Davon will der amtierende US-Präsident aber nichts wissen. "Ich würde nicht wieder antreten, wenn ich nicht mit meinem ganzen Herzen und meiner Seele glauben würde, dass ich diesen Job machen kann", sagte der 81 Jahre alte Demokrat am Freitag bei einem Wahlkampfauftritt in Raleigh im US-Bundesstaat North Carolina.

"Ich weiß, ich bin kein junger Mann, um das Offensichtliche zu sagen", meinte Biden. Er laufe, rede und debattiere zwar nicht mehr so gut wie früher, so der Demokrat weiter. "Aber ich weiß, wie man die Wahrheit sagt." Er würde nicht antreten, wenn er nicht "mit Herz und Seele" daran glauben würde, dass er den Job machen könne. "Es steht zu viel auf dem Spiel." Bidens Anhänger skandierten "vier weitere Jahre".

Schützenhilfe von Obama

Schützenhilfe bekam Biden von Barack Obama. "Schlechte Duelle passieren. Glaubt mir, ich weiß das", schrieb der ehemalige Präsident am Freitag auf der Online-Plattform X.

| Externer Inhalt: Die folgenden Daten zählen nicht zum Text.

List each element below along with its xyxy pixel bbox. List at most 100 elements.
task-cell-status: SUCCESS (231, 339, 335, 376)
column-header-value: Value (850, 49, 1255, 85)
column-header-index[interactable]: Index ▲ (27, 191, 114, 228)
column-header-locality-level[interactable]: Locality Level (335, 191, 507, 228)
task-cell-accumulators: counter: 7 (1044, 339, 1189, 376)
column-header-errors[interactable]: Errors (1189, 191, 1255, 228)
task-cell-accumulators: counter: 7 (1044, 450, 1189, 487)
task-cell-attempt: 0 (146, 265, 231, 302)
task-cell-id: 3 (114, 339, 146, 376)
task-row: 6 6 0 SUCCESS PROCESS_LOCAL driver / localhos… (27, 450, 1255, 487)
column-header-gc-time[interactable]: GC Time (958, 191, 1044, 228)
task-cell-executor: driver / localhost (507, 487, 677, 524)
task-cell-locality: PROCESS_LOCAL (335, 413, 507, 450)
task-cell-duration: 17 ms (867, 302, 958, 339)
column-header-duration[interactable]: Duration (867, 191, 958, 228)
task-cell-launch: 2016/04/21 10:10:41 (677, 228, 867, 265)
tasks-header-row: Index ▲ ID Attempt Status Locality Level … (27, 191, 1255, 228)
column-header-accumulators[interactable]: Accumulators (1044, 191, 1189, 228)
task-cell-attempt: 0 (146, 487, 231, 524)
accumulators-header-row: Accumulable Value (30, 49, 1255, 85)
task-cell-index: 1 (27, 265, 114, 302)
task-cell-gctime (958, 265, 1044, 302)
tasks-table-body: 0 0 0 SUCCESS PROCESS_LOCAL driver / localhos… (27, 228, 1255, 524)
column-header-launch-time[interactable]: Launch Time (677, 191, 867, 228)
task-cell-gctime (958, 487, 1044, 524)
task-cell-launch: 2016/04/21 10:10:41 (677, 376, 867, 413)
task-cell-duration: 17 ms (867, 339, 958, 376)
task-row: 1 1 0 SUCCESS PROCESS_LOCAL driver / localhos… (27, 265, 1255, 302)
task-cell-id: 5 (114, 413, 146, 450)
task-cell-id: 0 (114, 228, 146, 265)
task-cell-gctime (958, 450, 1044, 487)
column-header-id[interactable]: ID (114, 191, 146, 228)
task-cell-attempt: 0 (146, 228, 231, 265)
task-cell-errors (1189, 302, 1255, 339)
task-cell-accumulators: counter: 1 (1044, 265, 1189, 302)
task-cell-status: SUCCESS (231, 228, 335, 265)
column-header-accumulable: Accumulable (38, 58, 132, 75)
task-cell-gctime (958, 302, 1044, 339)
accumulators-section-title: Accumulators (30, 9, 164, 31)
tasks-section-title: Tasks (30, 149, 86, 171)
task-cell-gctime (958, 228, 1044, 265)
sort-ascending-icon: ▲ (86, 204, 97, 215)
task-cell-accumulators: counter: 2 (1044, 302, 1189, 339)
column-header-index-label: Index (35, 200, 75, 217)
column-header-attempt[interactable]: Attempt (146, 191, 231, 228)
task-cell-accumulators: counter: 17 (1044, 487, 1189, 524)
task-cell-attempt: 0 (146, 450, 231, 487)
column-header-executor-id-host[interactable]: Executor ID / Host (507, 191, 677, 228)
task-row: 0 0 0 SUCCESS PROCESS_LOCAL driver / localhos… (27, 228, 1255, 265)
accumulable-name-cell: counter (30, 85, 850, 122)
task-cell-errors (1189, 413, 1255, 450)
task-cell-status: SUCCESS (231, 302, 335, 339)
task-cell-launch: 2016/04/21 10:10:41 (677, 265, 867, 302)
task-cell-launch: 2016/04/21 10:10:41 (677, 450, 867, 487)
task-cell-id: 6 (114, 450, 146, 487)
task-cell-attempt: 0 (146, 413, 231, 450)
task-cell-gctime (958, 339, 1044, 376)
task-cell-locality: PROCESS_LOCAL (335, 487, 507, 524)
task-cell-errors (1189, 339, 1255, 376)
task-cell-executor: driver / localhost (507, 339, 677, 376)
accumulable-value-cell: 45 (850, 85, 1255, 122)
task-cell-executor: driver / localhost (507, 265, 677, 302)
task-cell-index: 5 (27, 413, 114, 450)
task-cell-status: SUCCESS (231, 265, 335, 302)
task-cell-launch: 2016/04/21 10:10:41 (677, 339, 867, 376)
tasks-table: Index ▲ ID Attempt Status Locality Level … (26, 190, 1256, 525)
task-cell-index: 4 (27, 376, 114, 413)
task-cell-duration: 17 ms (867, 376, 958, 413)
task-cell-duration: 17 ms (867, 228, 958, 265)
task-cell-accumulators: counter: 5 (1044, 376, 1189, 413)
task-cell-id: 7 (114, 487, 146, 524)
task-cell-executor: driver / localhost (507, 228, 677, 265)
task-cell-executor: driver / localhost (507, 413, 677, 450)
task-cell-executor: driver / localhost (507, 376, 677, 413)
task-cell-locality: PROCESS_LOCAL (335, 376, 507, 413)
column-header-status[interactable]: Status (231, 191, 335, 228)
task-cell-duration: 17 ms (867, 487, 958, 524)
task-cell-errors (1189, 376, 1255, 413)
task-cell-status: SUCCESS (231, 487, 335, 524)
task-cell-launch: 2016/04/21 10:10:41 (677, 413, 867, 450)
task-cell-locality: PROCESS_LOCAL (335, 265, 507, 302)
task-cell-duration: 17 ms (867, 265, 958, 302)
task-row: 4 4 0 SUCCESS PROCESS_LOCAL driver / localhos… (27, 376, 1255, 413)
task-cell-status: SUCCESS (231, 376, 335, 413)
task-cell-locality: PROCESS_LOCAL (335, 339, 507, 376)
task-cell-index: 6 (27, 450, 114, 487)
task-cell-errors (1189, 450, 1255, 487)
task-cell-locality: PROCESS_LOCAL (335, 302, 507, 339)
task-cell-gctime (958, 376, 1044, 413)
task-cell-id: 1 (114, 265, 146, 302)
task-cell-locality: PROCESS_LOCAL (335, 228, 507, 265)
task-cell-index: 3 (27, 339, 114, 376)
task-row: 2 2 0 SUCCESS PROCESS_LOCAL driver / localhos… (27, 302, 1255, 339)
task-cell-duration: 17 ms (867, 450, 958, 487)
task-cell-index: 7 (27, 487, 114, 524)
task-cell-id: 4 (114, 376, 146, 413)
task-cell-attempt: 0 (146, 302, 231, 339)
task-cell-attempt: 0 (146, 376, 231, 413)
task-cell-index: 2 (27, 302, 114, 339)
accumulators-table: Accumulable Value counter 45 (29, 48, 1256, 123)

"Aber diese Wahl ist immer noch eine Entscheidung zwischen jemandem, der sein ganzes Leben lang für die einfachen Leute gekämpft hat, und jemandem, der sich nur um sich selbst kümmert. Zwischen jemandem, der die Wahrheit sagt, der Recht von Unrecht unterscheiden kann und es dem amerikanischen Volk offen sagen wird - und jemandem, der zu seinem eigenen Vorteil schamlos lügt."

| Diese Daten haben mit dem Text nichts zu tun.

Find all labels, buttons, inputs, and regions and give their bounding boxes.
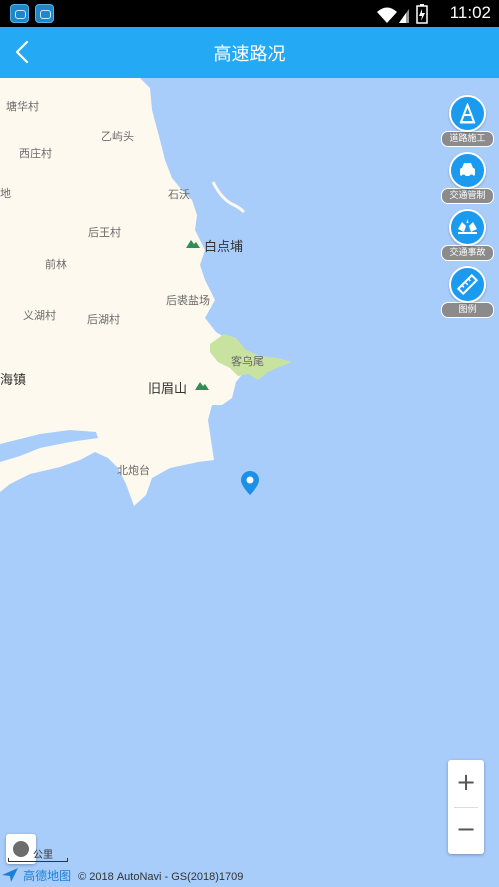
scenic-spot-icon	[195, 382, 209, 390]
signal-icon	[399, 9, 409, 23]
side-button-label: 交通管制	[441, 188, 494, 204]
map-label: 地	[0, 187, 11, 200]
map-label: 乙屿头	[101, 130, 134, 143]
zoom-controls: + −	[448, 760, 484, 854]
side-button-label: 交通事故	[441, 245, 494, 261]
map-label: 后裘盐场	[166, 294, 210, 307]
amap-brand: 高德地图	[23, 869, 72, 883]
map-label: 石沃	[168, 188, 190, 201]
side-button-label: 道路施工	[441, 131, 494, 147]
construction-cone-icon	[459, 103, 476, 124]
zoom-out-button[interactable]: −	[448, 807, 484, 854]
side-button-label: 图例	[441, 302, 494, 318]
map-label: 义湖村	[23, 309, 56, 322]
map-view[interactable]: 塘华村 乙屿头 西庄村 地 石沃 后王村 白点埔 前林 后裘盐场 义湖村 后湖村…	[0, 78, 499, 887]
scenic-spot-icon	[186, 240, 200, 248]
map-label: 前林	[45, 258, 67, 271]
traffic-accident-button[interactable]: 交通事故	[441, 209, 494, 261]
status-icons	[377, 4, 428, 24]
road-construction-button[interactable]: 道路施工	[441, 95, 494, 147]
legend-button[interactable]: 图例	[441, 266, 494, 318]
traffic-control-car-icon	[460, 163, 475, 179]
wifi-icon	[377, 7, 397, 23]
battery-icon	[416, 4, 428, 24]
map-attribution: 高德地图 © 2018 AutoNavi - GS(2018)1709	[2, 867, 243, 884]
traffic-accident-icon	[458, 219, 477, 234]
app-bar: 高速路况	[0, 27, 499, 78]
traffic-control-button[interactable]: 交通管制	[441, 152, 494, 204]
location-pin-icon[interactable]	[241, 471, 259, 495]
page-title: 高速路况	[213, 44, 286, 65]
map-label: 旧眉山	[148, 382, 188, 397]
map-label: 西庄村	[19, 147, 52, 160]
map-label: 塘华村	[6, 100, 39, 113]
map-label: 后湖村	[87, 313, 120, 326]
map-label: 后王村	[88, 226, 121, 239]
zoom-in-button[interactable]: +	[448, 760, 484, 807]
status-bar: 11:02	[0, 0, 499, 27]
map-label: 客乌尾	[231, 355, 264, 368]
amap-logo-icon	[2, 868, 18, 882]
map-label: 海镇	[0, 373, 27, 388]
clock: 11:02	[449, 3, 491, 22]
copyright-text: © 2018 AutoNavi - GS(2018)1709	[78, 871, 244, 883]
notification-app-icon	[35, 4, 54, 23]
legend-ruler-icon	[457, 274, 478, 295]
map-label: 白点埔	[204, 240, 244, 255]
divider	[454, 807, 478, 808]
scale-bar	[8, 858, 68, 862]
notification-app-icon	[10, 4, 29, 23]
map-label: 北炮台	[117, 464, 150, 477]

Das TV-Duell habe daran nichts geändert, schrieb Obama weiter. Deshalb stehe bei der Präsidentenwahl im November so viel auf dem Spiel. Seinem X-Beitrag war der Link zur Website von Bidens Wahlkampf-Team beigefügt, über den Spendengelder gesammelt werden.

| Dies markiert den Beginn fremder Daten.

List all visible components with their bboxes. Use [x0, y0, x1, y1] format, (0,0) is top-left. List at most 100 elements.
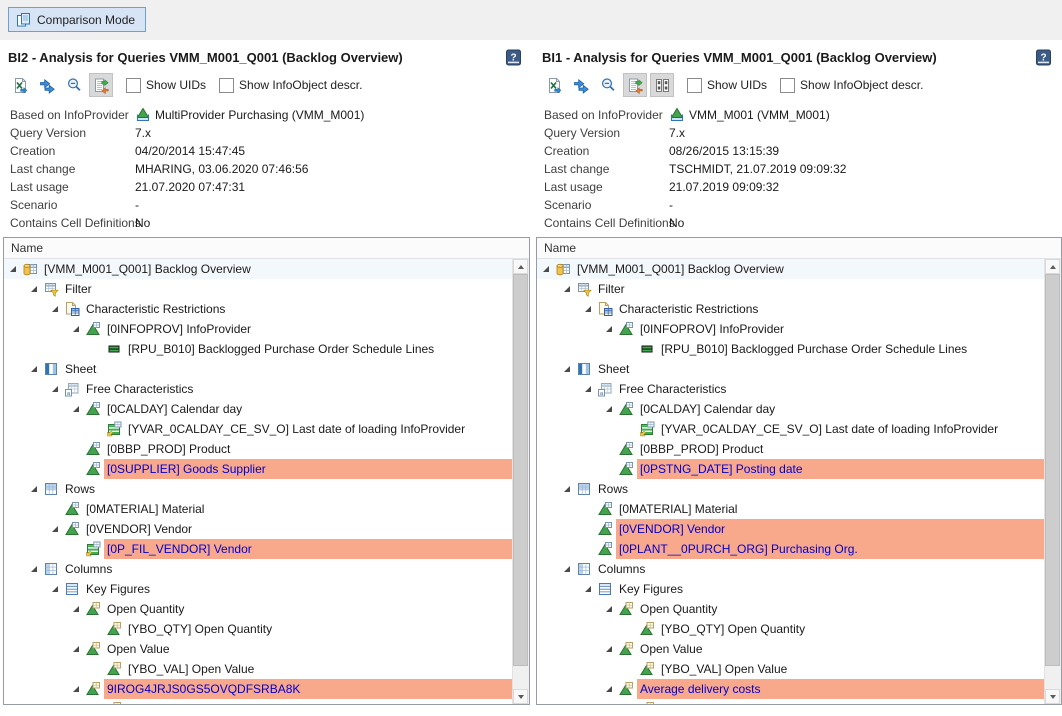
tree-row[interactable]: [0P_FIL_VENDOR] Vendor [4, 539, 513, 559]
tree-row[interactable]: [0PLANT__0PURCH_ORG] Purchasing Org. [537, 539, 1045, 559]
expander-icon[interactable] [579, 386, 597, 392]
expander-icon[interactable] [46, 586, 64, 592]
tree-row[interactable]: [0CALDAY] Calendar day [4, 399, 513, 419]
tree-row[interactable]: [0MATERIAL] Material [537, 499, 1045, 519]
expander-icon[interactable] [4, 266, 22, 272]
scroll-up-button[interactable] [1045, 259, 1060, 274]
tree-row[interactable]: [0VENDOR] Vendor [4, 519, 513, 539]
zoom-out-button[interactable] [62, 73, 86, 97]
expander-icon[interactable] [67, 646, 85, 652]
checkbox-box[interactable] [780, 78, 795, 93]
expander-icon[interactable] [558, 566, 576, 572]
vertical-scrollbar[interactable] [512, 259, 529, 704]
checkbox-box[interactable] [126, 78, 141, 93]
tree-row[interactable]: Rows [537, 479, 1045, 499]
expander-icon[interactable] [67, 606, 85, 612]
tree-row[interactable]: [RPU_B010] Backlogged Purchase Order Sch… [4, 339, 513, 359]
tree-row[interactable]: [0CALDAY] Calendar day [537, 399, 1045, 419]
tree-row[interactable]: Open Value [4, 639, 513, 659]
expander-icon[interactable] [67, 406, 85, 412]
tree-row[interactable]: Characteristic Restrictions [537, 299, 1045, 319]
tree-row[interactable]: aFree Characteristics [537, 379, 1045, 399]
expander-icon[interactable] [46, 526, 64, 532]
checkbox-show-uids[interactable]: Show UIDs [126, 78, 206, 93]
tree-row[interactable]: Characteristic Restrictions [4, 299, 513, 319]
zoom-out-button[interactable] [596, 73, 620, 97]
vertical-scrollbar[interactable] [1044, 259, 1061, 704]
tree-row[interactable]: [YBO_VAL] Open Value [537, 659, 1045, 679]
expander-icon[interactable] [25, 286, 43, 292]
expander-icon[interactable] [67, 686, 85, 692]
scroll-down-button[interactable] [1045, 689, 1060, 704]
expander-icon[interactable] [46, 386, 64, 392]
checkbox-show-infoobject-descr[interactable]: Show InfoObject descr. [219, 78, 362, 93]
comparison-mode-button[interactable]: Comparison Mode [8, 7, 146, 32]
tree-row[interactable]: fx[VMM_M001_CKF001] Average delivery cos… [537, 699, 1045, 704]
expander-icon[interactable] [25, 486, 43, 492]
expander-icon[interactable] [600, 406, 618, 412]
compare-button[interactable] [89, 73, 113, 97]
tree-row[interactable]: [YVAR_0CALDAY_CE_SV_O] Last date of load… [4, 419, 513, 439]
scrollbar-thumb[interactable] [1045, 274, 1060, 666]
tree-row[interactable]: [YVAR_0CALDAY_CE_SV_O] Last date of load… [537, 419, 1045, 439]
export-excel-button[interactable] [542, 73, 566, 97]
tree-row[interactable]: [VMM_M001_Q001] Backlog Overview [537, 259, 1045, 279]
scroll-up-button[interactable] [513, 259, 528, 274]
tree-row[interactable]: Columns [537, 559, 1045, 579]
checkbox-show-infoobject-descr[interactable]: Show InfoObject descr. [780, 78, 923, 93]
help-button[interactable]: ? [505, 49, 522, 66]
expander-icon[interactable] [600, 606, 618, 612]
tree-row[interactable]: Filter [537, 279, 1045, 299]
expander-icon[interactable] [67, 326, 85, 332]
tree-row[interactable]: [0INFOPROV] InfoProvider [537, 319, 1045, 339]
tree-row[interactable]: [RPU_B010] Backlogged Purchase Order Sch… [537, 339, 1045, 359]
tree-row[interactable]: Key Figures [537, 579, 1045, 599]
tree-row[interactable]: [VMM_M001_Q001] Backlog Overview [4, 259, 513, 279]
tree-row[interactable]: Open Quantity [4, 599, 513, 619]
tree-row[interactable]: [0MATERIAL] Material [4, 499, 513, 519]
checkbox-box[interactable] [687, 78, 702, 93]
tree-row[interactable]: [0INFOPROV] InfoProvider [4, 319, 513, 339]
checkbox-show-uids[interactable]: Show UIDs [687, 78, 767, 93]
tree-row[interactable]: [0BBP_PROD] Product [537, 439, 1045, 459]
tree-row[interactable]: fx[VMM_M001_CKF001] Average delivery cos… [4, 699, 513, 704]
tree-row[interactable]: [0PSTNG_DATE] Posting date [537, 459, 1045, 479]
transport-button[interactable] [569, 73, 593, 97]
tree-row[interactable]: Open Value [537, 639, 1045, 659]
tree-row[interactable]: [0BBP_PROD] Product [4, 439, 513, 459]
tree-row[interactable]: 9IROG4JRJS0GS5OVQDFSRBA8K [4, 679, 513, 699]
expander-icon[interactable] [579, 586, 597, 592]
expander-icon[interactable] [25, 566, 43, 572]
help-button[interactable]: ? [1035, 49, 1052, 66]
tree-row[interactable]: Open Quantity [537, 599, 1045, 619]
tree-row[interactable]: [YBO_QTY] Open Quantity [537, 619, 1045, 639]
expander-icon[interactable] [537, 266, 555, 272]
tree-row[interactable]: Sheet [537, 359, 1045, 379]
expander-icon[interactable] [579, 306, 597, 312]
scrollbar-thumb[interactable] [513, 274, 528, 666]
expander-icon[interactable] [46, 306, 64, 312]
tree-row[interactable]: [0VENDOR] Vendor [537, 519, 1045, 539]
tree-row[interactable]: Average delivery costs [537, 679, 1045, 699]
tree-row[interactable]: Rows [4, 479, 513, 499]
expander-icon[interactable] [600, 326, 618, 332]
tree-row[interactable]: [YBO_VAL] Open Value [4, 659, 513, 679]
tree-row[interactable]: Filter [4, 279, 513, 299]
checkbox-box[interactable] [219, 78, 234, 93]
sync-views-button[interactable] [650, 73, 674, 97]
expander-icon[interactable] [558, 486, 576, 492]
tree-row[interactable]: [YBO_QTY] Open Quantity [4, 619, 513, 639]
expander-icon[interactable] [600, 686, 618, 692]
tree-row[interactable]: Key Figures [4, 579, 513, 599]
tree-row[interactable]: [0SUPPLIER] Goods Supplier [4, 459, 513, 479]
expander-icon[interactable] [558, 286, 576, 292]
expander-icon[interactable] [558, 366, 576, 372]
tree-row[interactable]: aFree Characteristics [4, 379, 513, 399]
tree-row[interactable]: Columns [4, 559, 513, 579]
scroll-down-button[interactable] [513, 689, 528, 704]
expander-icon[interactable] [25, 366, 43, 372]
transport-button[interactable] [35, 73, 59, 97]
tree-row[interactable]: Sheet [4, 359, 513, 379]
export-excel-button[interactable] [8, 73, 32, 97]
compare-button[interactable] [623, 73, 647, 97]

Analyse: Erstes Duell zwischen Trump und Biden

ribbon Zusammenfassung
  • Die Kritik nach dem desaströsen TV-Auftritt Joe Bidens im Duell gegen Donald Trump fällt vernichtend aus. Sogar über eine mögliche Ablöse wird spekuliert.
  • Die "New York Times" fordert ihn offen zum Verzicht auf.
  • Doch der Demokrat gibt sich kämpferisch und bekommt prominente Rückendeckung.